Baku Heritage Tours
Full-stack development
A tour-booking and operations platform for a heritage-tour operator, built solo. It handles the whole lifecycle: a visitor books a tour online, and staff scan the QR ticket at the gate. Under the hood it's a Next.js Turborepo monorepo with a microservices backend.
The problem
Small tour operators run on a patchwork. A booking form here, a spreadsheet there, paper tickets at the door, and no single view of what's actually happening. Double-bookings slip through, walk-ins are hard to price, and nobody can say who really showed up. Baku Heritage Tours puts all of that in one place. Sell online, check people in at the gate, and see everything from one dashboard, so a small team can run more tours without more overhead.
What it does
Capability | What it means |
|---|---|
QR ticketing & check-in | Issue a scannable ticket on booking, and validate it at the door |
Reservations & dynamic pricing | Manage availability and adjust prices by demand and season |
Content CMS | Staff manage tours, media and pages without a developer |
Audit logging | Every sensitive action is recorded for accountability |
Scheduled jobs | Reminders, cleanup and reporting run on their own |
How it works
A Next.js app serves both the public site and the staff admin. Behind it, a set of Elysia.js services own separate slices of the domain over typed contracts. PostgreSQL (through Prisma) is the source of truth, and Redis handles anything fast and disposable like rate limits, job queues and caching. A booking moves through the system like this:
- Book. A visitor picks a tour and slot. The service checks availability and prices it.

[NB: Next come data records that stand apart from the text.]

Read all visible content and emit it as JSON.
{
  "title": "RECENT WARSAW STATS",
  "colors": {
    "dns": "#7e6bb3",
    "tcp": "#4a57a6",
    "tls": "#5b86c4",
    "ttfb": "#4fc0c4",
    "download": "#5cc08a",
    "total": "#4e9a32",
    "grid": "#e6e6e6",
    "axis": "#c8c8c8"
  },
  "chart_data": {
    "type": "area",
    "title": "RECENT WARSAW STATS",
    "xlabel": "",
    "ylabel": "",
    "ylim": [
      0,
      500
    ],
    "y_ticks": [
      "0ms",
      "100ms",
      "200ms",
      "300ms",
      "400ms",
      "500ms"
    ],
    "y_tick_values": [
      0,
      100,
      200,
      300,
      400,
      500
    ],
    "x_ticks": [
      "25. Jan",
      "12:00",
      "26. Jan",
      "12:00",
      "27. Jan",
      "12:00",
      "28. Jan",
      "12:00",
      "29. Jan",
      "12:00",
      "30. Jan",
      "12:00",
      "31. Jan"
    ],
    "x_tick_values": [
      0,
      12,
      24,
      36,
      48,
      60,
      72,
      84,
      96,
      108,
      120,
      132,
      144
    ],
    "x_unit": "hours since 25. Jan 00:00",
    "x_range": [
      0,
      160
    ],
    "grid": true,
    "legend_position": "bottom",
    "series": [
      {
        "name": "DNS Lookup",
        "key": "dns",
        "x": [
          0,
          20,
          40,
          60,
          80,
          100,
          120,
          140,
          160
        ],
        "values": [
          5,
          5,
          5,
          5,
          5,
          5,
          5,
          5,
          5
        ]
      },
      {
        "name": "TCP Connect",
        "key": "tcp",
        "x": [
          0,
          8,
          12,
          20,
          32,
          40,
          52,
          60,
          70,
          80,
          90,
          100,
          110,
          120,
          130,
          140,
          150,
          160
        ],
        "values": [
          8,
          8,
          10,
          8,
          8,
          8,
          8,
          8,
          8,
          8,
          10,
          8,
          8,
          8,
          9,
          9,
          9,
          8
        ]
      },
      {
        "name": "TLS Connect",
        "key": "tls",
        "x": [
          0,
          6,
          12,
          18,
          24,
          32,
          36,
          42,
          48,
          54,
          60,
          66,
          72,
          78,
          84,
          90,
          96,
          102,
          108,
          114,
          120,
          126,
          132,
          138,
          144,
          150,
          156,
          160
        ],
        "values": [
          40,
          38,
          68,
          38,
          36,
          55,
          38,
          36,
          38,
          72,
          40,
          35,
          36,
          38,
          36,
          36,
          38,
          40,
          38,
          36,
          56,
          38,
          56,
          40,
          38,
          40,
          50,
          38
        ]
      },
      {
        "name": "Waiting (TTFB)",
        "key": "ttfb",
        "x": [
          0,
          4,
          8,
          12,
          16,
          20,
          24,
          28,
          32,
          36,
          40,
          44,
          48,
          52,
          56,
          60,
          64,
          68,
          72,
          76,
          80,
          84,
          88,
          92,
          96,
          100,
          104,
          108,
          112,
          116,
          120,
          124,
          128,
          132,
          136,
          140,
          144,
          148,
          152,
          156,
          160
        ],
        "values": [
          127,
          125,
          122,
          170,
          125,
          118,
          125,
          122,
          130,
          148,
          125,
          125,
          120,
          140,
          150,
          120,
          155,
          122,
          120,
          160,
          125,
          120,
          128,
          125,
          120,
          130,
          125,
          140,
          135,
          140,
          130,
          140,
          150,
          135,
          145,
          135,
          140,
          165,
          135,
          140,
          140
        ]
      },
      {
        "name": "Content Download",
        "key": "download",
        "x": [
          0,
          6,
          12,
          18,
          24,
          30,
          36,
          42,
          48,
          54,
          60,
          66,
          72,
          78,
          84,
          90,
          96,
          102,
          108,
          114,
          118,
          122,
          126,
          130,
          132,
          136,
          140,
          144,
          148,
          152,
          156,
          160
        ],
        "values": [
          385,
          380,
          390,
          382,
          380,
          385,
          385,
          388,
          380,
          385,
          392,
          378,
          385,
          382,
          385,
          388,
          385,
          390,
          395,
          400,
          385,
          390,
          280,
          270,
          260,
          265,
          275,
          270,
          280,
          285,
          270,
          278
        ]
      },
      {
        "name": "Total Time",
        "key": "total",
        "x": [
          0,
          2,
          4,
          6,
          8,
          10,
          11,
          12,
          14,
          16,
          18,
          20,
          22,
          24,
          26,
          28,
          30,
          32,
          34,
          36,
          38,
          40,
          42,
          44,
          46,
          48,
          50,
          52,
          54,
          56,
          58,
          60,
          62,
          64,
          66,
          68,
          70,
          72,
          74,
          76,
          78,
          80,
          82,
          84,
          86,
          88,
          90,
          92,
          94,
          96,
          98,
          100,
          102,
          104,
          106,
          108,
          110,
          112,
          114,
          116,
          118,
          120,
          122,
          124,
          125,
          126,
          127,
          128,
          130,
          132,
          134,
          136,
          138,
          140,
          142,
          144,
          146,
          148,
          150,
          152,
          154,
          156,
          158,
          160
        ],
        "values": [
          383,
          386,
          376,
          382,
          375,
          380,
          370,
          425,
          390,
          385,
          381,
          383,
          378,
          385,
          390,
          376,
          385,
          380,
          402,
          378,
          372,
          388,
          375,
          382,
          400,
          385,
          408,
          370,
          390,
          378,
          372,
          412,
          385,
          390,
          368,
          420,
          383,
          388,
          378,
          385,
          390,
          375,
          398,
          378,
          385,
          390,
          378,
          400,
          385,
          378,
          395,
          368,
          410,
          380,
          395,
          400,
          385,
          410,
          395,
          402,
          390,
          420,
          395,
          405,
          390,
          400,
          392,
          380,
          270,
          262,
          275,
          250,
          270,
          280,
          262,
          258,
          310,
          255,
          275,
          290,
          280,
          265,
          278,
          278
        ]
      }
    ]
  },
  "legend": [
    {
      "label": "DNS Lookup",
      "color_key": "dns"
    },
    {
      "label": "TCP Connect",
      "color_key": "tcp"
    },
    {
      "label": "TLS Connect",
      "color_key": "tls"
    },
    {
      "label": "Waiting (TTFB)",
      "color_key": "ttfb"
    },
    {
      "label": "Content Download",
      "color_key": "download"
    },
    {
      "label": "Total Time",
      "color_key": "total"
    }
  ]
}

- Issue. A QR ticket is generated and a confirmation email goes out.
- Scan. At the gate, staff scan the QR and the service validates it and checks the visitor in.
- Record. The check-in is logged, and scheduled jobs handle reminders and reporting.
Highlights
- Built solo, end to end: data model, services, UI and deployment
- Covers the full lifecycle, from booking to payment to ticket to gate scan
- Microservices on a shared-types monorepo, so client and services never drift
- Operations kept honest by audit logs and scheduled jobs
Stack
Next.js ·
Turborepo ·
Bun · Elysia.js ·
Prisma ·
PostgreSQL · Redis
Why this stack
Choice | Why | Instead of |
|---|---|---|
Next.js (App Router) | Server components render tour pages fast for SEO, and one framework covers both the public site and the admin | a separate SPA plus a standalone API |
Turborepo monorepo | Web and services share types and UI from one install, so the client can't drift from the API | a polyrepo with duplicated, hand-synced types |
Elysia.js on Bun | Tiny, end-to-end-typed services with first-class performance | a monolithic Express app with untyped routes |
PostgreSQL | Bookings and tickets need relational integrity and hard constraints | a document store like MongoDB |
Redis | Fast, disposable state for rate limits, job queues and caching | hammering Postgres for every transient read |
Biggest thing I've built solo. A whole business running end to end on one system. Ambitious, sure, but that's exactly why I took it on.